I’m struggling lately with the concept of Before & After photos. I’ve got an arsenal of “before” photos I’ve taken of myself over the years when I’m trying to get down to Raceday Weight. I email them to myself at the beginning of training season and I tag them “weight” and the idea is to eventually take an “after” picture when I get to that weight and then show it off. And while I’ve gotten to Raceday Weight for a lot of my big races, I’ve never done a “Before/After” mosaic to show off. I think partly because, even if I’m at my Raceday Weight, I never really feel like I’m “done” losing weight because I’ve been smaller and a part of me feels like I should always strive to be the smallest I’ve been.
(SIDENOTE: I know all about physiology behind weight and that it’s not important for health and numbers mean different things on different body types, but some of us still use it as a metric to monitor progress year-to-year in training when all other factors are the same as years before.)
But lately, as I’m starting the attempt to get back down to Raceday Weight again for my Dizzy Monkey in November, I look at the “before” girl in the mirror and am looking at her a little differently. When I first really started focusing on my training two weeks ago, my weight was higher than it’s been since before I started boot camp in 2011. 20lbs from Raceday Weight. 40lbs from Weddingday Weight. (Which is not really a goal, but here for reference.) That number on the scale first says to me, “I’m the worst I’ve been in 5 years.”
And at first I was super-depressed to see that number.
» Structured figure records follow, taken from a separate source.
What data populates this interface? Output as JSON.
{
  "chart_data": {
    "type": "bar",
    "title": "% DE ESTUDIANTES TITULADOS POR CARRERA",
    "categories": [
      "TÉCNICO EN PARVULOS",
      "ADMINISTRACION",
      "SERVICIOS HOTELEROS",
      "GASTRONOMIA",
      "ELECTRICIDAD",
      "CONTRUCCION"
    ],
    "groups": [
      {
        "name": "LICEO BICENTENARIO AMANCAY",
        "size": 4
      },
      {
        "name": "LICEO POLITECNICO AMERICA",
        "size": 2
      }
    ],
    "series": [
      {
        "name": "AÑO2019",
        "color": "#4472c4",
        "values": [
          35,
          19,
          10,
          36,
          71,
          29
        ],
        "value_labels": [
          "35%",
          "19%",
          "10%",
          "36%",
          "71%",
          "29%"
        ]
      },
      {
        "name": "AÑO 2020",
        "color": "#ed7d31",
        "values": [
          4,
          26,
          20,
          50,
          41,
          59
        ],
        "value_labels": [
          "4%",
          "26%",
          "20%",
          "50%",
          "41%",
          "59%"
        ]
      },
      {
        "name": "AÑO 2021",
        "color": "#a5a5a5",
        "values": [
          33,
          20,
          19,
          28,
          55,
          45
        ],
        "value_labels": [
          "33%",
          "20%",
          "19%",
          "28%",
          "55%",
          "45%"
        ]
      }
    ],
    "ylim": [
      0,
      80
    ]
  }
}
But, then I looked at her again, like I’ve been trying to do more often. I looked at how far she’s come with personal growth and mental health and how many areas in her life she’s doing better, completely unrelated to weight. And I skipped the “Before” picture because, when I get down to Raceday Weight, I don’t like the implication that the “After” picture is more beautiful than the “Before” picture. That picture only tells what my body looked like, nothing else. And I want to love that body no matter what the weight, and it’s hard to love a body you know is going to be the “before” picture in a few months.
So now I’m thinking about that every time I see Before/After photos. Now, obviously I’ll praise someone using that a way to celebrate and demonstrate a healthier lifestyle, FOR SURE. But sometimes I know the person in the “before” picture was healthy. And I believe deep down she’s beautiful. And I worry that by celebrating her weight loss, I’m somehow condoning the current her as “BETTER” than the past her, and I feel weird about it. I mean, they’ve met a goal so I should celebrate that, right? But suddenly I’m thinking of the “BEFORE” Kim and I want to love her and I see her in all of the other “BEFORE” pictures out there.
And then there’s the ones for skincare. Where the “BEFORE” picture shows wrinkles or maybe some blemishes. Or maybe it’s totally terrible lighting. Either way, these skin care photos are not about health and so I struggle with it even more. I want to reach through to the wrinkled “BEFORE” woman and give her a hug and tell her she’s beautiful and it’s okay to have wrinkles.
I don’t know, I think this is another one of the many times where I’m projecting my own issues onto other people, but my sudden decision to quit taking “BEFORE” photos because they only show my body and not my soul, is affecting my ability to scroll past others and not want to love the person in the “BEFORE” photo and tell her she’s just as beautiful as the “AFTER” version of herself.
Anyone else have weird hangups about Before/After weightloss/skincare photos?